Wallace had a slow start to the season with three catches for 21 yards in the first three games. Though he joked that he wanted the ball more, he kept a confident and positive attitude.
Wallace showed some signs of a breakout last week when he caught six passes for 55 yards and a touchdown against the Pittsburgh Steelers. But he also dropped what would have been a long gain down the left sideline.
He made the plays when they came his way Sunday, finishing with three catches for 133 yards.
After the 52-yard catch at the start of the game, he added a 54-yard grab in the second quarter on another Flacco bomb. Wallace outraced two Raiders defenders down the middle of the field and slowed down a bit to make the tough basket catch.
Since he entered the league in 2009, Wallace owns the second-most catches of 50 yards or more. His two on Sunday gives him 25 for his career.
"We do it all the time in practice, so we know what we can do," Wallace said. "It's just a matter of it playing out the way we want it to – the right coverage, the right timing, everything. There's a lot going into catching long passes more than dropping back and throwing it."
The Ravens offense stumbled a bit early in the third quarter, but just when the Raiders cut Baltimore's lead to 7, Flacco and Wallace connected on another huge play.

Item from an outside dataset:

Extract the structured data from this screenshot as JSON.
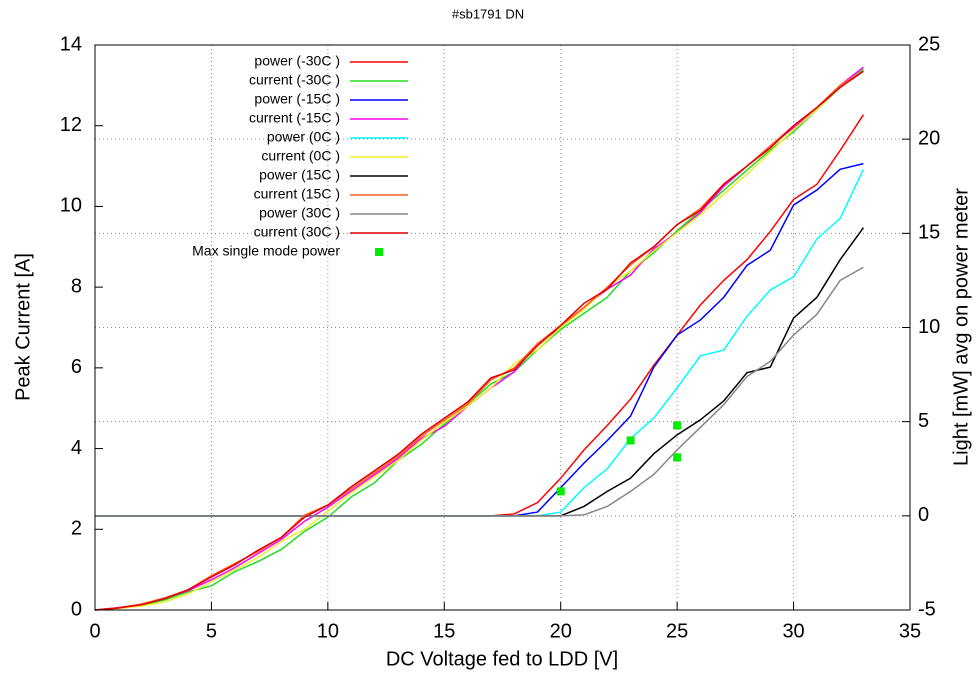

Baltimore was facing a third-and-8 near midfield when the Raiders brought a blitz. Baltimore's offensive line picked it up well and Flacco bought some time in the pocket, then stepped into a 27-yard laser to Wallace. The Ravens added a 21-yard field goal that made a huge difference.
The Ravens offense held the team back in the past two losses, but it scored 23 points (Jimmy Smith returned a fumble for a 47-yard touchdown) Sunday in a tough environment.
The offensive line played a spectacular game, paving the way for 143 rushing yards and keeping Flacco upright. The Ravens knew they had a good ground game though. Now if they can continue hitting big plays on offense, it could be a dangerous unit.
"You get the mojo rolling," Wallace said. "We have a lot of good players on our team. It's just the rhythm. We get into a rhythm, we'll be hard to stop."